02 - In a bowl, combine flour, sugar, salt, and lemon zest. Add cold butter and rub with fingers or pastry cutter until mixture resembles coarse crumbs. Refrigerate until needed.
03 - Whisk together flour, baking powder, baking soda, and salt in a medium bowl.
04 - In a large bowl, cream together butter and sugar until light and fluffy, approximately 2-3 minutes.
05 - Beat in eggs one at a time, then add lemon zest, lemon juice, and vanilla extract. Mix until well combined.
06 - Mix in half of the flour mixture, followed by the sour cream, then the remaining flour mixture. Stir until just combined, avoiding overmixing.
07 - Gently fold in blueberries using a spatula, being careful not to overmix or crush the berries.
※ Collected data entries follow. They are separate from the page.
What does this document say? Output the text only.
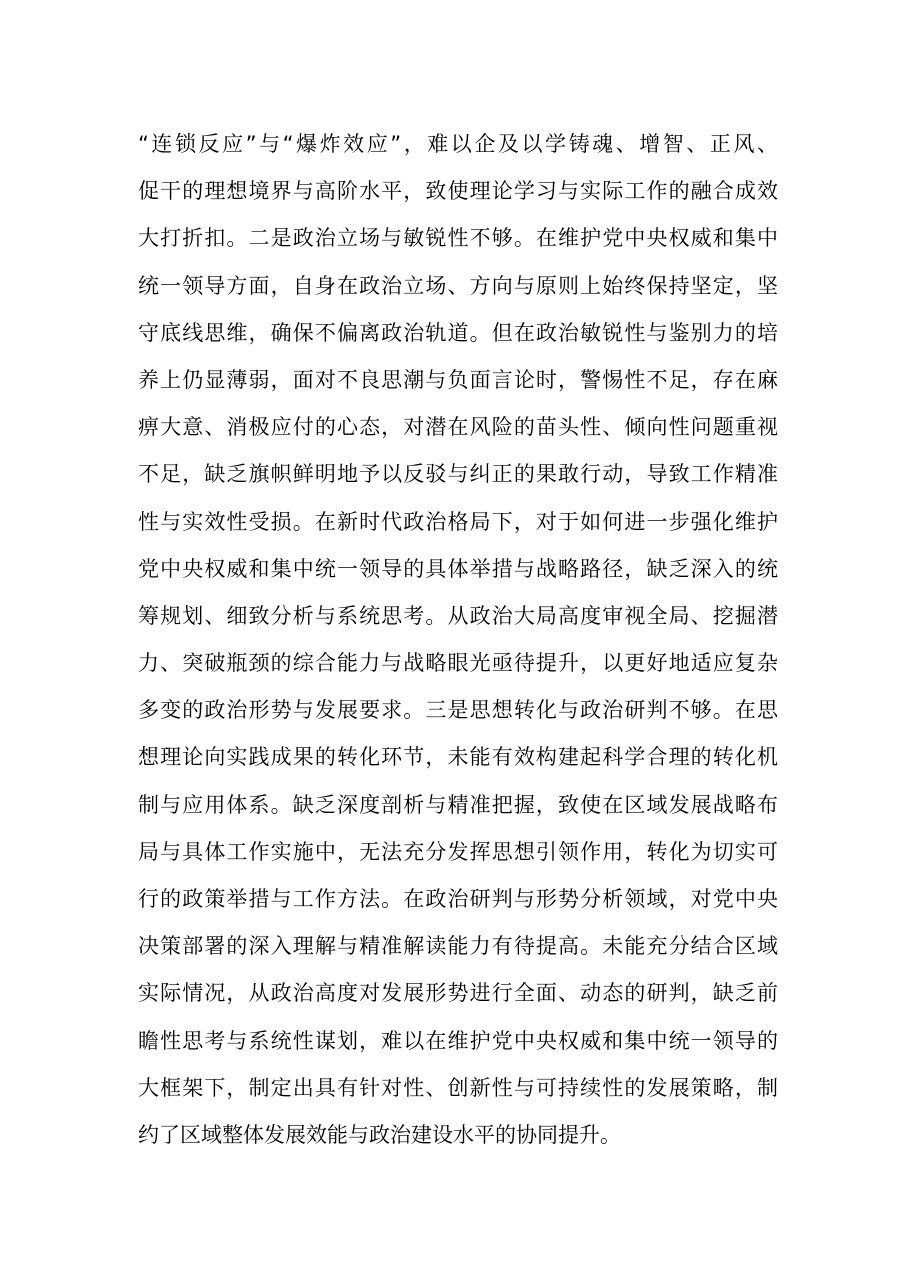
“连锁反应”与“爆炸效应”，难以企及以学铸魂、增智、正风、
促干的理想境界与高阶水平，致使理论学习与实际工作的融合成效
大打折扣。二是政治立场与敏锐性不够。在维护党中央权威和集中
统一领导方面，自身在政治立场、方向与原则上始终保持坚定，坚
守底线思维，确保不偏离政治轨道。但在政治敏锐性与鉴别力的培
养上仍显薄弱，面对不良思潮与负面言论时，警惕性不足，存在麻
痹大意、消极应付的心态，对潜在风险的苗头性、倾向性问题重视
不足，缺乏旗帜鲜明地予以反驳与纠正的果敢行动，导致工作精准
性与实效性受损。在新时代政治格局下，对于如何进一步强化维护
党中央权威和集中统一领导的具体举措与战略路径，缺乏深入的统
筹规划、细致分析与系统思考。从政治大局高度审视全局、挖掘潜
力、突破瓶颈的综合能力与战略眼光亟待提升，以更好地适应复杂
多变的政治形势与发展要求。三是思想转化与政治研判不够。在思
想理论向实践成果的转化环节，未能有效构建起科学合理的转化机
制与应用体系。缺乏深度剖析与精准把握，致使在区域发展战略布
局与具体工作实施中，无法充分发挥思想引领作用，转化为切实可
行的政策举措与工作方法。在政治研判与形势分析领域，对党中央
决策部署的深入理解与精准解读能力有待提高。未能充分结合区域
实际情况，从政治高度对发展形势进行全面、动态的研判，缺乏前
瞻性思考与系统性谋划，难以在维护党中央权威和集中统一领导的
大框架下，制定出具有针对性、创新性与可持续性的发展策略，制
约了区域整体发展效能与政治建设水平的协同提升。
08 - Spread batter evenly into the prepared pan. Sprinkle the crumble topping evenly over the batter.
09 - Bake for 40 to 45 minutes, or until a toothpick inserted into the center comes out clean.
10 - Cool the cake in the pan for at least 20 minutes. Whisk powdered sugar and lemon juice until smooth, then drizzle glaze over the cooled cake if desired.
11 - Slice and serve at room temperature or slightly warm.